구상금
1. The plaintiff's appeal is dismissed.
2. The costs of appeal shall be borne by the Plaintiff.
The purport of the claim and appeal is the purport of the appeal.
1. Basic facts
A. The Plaintiff is an insurer who has entered into an automobile insurance contract with the Plaintiff Company B (hereinafter “Plaintiff”), and the Defendant is a mutual aid operator who has entered into a mutual aid agreement with the Defendant Company C (hereinafter “Defendant Bus”).

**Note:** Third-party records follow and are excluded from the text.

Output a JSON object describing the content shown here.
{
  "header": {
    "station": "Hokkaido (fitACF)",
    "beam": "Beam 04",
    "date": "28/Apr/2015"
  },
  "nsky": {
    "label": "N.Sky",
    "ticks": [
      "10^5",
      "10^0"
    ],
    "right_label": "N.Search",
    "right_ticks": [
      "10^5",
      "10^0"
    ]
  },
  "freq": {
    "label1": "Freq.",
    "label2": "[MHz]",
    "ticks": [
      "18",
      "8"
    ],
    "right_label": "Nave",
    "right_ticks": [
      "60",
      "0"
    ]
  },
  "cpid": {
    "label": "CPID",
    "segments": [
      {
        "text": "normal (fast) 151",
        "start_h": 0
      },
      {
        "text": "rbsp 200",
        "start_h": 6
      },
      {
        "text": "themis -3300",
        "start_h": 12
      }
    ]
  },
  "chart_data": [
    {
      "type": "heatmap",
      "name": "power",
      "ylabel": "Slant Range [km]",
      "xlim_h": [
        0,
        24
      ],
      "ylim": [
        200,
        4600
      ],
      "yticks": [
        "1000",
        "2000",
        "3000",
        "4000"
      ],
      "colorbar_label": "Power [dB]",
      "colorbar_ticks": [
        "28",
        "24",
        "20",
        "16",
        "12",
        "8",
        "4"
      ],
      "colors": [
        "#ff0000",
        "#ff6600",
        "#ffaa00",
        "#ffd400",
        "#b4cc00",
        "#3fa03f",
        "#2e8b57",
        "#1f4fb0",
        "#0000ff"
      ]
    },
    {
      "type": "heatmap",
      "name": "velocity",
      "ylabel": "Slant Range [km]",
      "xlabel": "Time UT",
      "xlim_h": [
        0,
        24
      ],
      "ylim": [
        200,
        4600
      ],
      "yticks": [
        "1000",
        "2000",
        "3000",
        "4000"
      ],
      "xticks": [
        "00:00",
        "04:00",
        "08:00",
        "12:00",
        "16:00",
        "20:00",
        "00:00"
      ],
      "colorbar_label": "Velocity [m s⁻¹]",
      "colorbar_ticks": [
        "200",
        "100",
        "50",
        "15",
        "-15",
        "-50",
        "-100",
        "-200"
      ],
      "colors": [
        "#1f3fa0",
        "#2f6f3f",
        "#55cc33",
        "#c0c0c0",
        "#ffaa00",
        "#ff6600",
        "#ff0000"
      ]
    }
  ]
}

나. 피고 버스 운전자가 2016. 8. 30. 06:21경 피고 버스를 운전하여 서울 서초구 우면동 서해안고속도로 편도 4차선 도로 중 4차로상을 진행하던 중 도로상에 방치되어 있던 물체를 미처 발견하지 못하고 좌측 바퀴로 충격하여 위 물체가 튕기면서 같은 도로 중 2차로상을 주행 중이던 원고 차량의 전면 및 우측 측면을 충격하였다
(hereinafter referred to as “instant accident”). C.
On October 19, 2016, the Plaintiff paid KRW 2,440,000 to Plaintiff’s vehicle repair cost, etc.
[Ground of recognition] Facts without dispute, entries in Gap evidence 1 to 5 and the purport of the whole pleadings
2. The assertion and judgment
A. The plaintiff's assertion that the accident in this case occurred due to the violation of the duty of the driver of the bus in front of the defendant. Thus, the defendant asserts that the plaintiff should pay the above 2,440,000 won with the amount of indemnity and damages for delay.
B. In general, as a driver of an automobile driving on an expressway, which is the place of the instant traffic accident, the driver of an automobile driving on the exclusive expressway, is not likely to anticipate that the obstacle on the road would appear. Thus, barring any circumstances that could anticipate specific risks, it cannot be said that the driver has a duty of care to pay prompt depreciation in operating an automobile on the expressway, barring special circumstances.
(see, e.g., Supreme Court Decision 71Do623, May 24, 1971). In addition, in a case where an accident was caused by drilling an obstacle far away on a main line on an expressway, if such obstacle was discovered and the accident was immediately withdrawn, it is possible to stop without collision with the obstacle.